Further Outpatient Care
To prevent recurrent variceal hemorrhage, these patients should have EVL sessions scheduled until complete obliteration of varices is achieved. EVL sessions are repeated at 7- to 14-day intervals. These usually require 2-4 sessions for complete obliteration of varices.
Ferreira et al analyzed data on portal vein Doppler ultrasonography for postoperative follow-up in 146 patients with schistosomal portal hypertension and a previous history of upper digestive bleeding from esophagogastric varices rupture who underwent an esophagogastric devascularization procedure with splenectomy (EGDS).[12] At each of 4 postoperative time points—1, 2, and 5 years and up to 10 years—patients were separated into 2 groups according to esophagogastric varices progression and diameter and mean blood flow velocity were measured.
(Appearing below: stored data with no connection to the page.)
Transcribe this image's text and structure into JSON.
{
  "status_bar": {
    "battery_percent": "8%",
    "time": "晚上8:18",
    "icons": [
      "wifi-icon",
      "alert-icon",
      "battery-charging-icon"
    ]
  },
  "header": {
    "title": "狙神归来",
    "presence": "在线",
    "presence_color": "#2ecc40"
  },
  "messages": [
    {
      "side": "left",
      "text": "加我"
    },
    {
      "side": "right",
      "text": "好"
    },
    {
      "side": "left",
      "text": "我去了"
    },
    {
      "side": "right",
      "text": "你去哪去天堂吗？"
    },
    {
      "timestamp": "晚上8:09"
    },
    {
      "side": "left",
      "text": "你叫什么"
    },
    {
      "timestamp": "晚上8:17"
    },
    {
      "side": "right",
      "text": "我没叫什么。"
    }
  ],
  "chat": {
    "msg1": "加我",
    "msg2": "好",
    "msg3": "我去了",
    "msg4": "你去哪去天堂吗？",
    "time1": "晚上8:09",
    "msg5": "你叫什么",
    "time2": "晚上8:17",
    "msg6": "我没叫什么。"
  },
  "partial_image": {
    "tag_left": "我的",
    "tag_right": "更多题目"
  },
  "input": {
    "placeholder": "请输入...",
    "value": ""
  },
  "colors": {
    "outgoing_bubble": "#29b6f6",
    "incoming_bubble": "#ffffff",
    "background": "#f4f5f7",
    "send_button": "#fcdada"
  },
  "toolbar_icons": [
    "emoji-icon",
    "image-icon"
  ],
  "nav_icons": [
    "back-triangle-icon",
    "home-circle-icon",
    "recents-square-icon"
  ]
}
Findings included significantly higher values of portal blood flow velocity in patient with variceal progression. hose with portal flow velocity >15.5 cm/sec at the first postoperative year not only had progression of esophagogastric varices but also were at higher risk of rebleeding.[12] Ferreira et al concluded that such patients should be included in an on-demand endoscopic program of varices eradication for postoperative follow-up as opposed a prophylactic program.
Transfer
Transfer to a tertiary center with a liver transplantation service, if possible, for patients with uncontrollable bleeding from portal hypertension.
Complications
Variceal hemorrhage is the most common complication associated with portal hypertension.
Other complications include hepatic encephalopathy, bronchial aspiration, renal failure, systemic infections, SBP, ascites, gastric varices, and hepatorenal syndrome.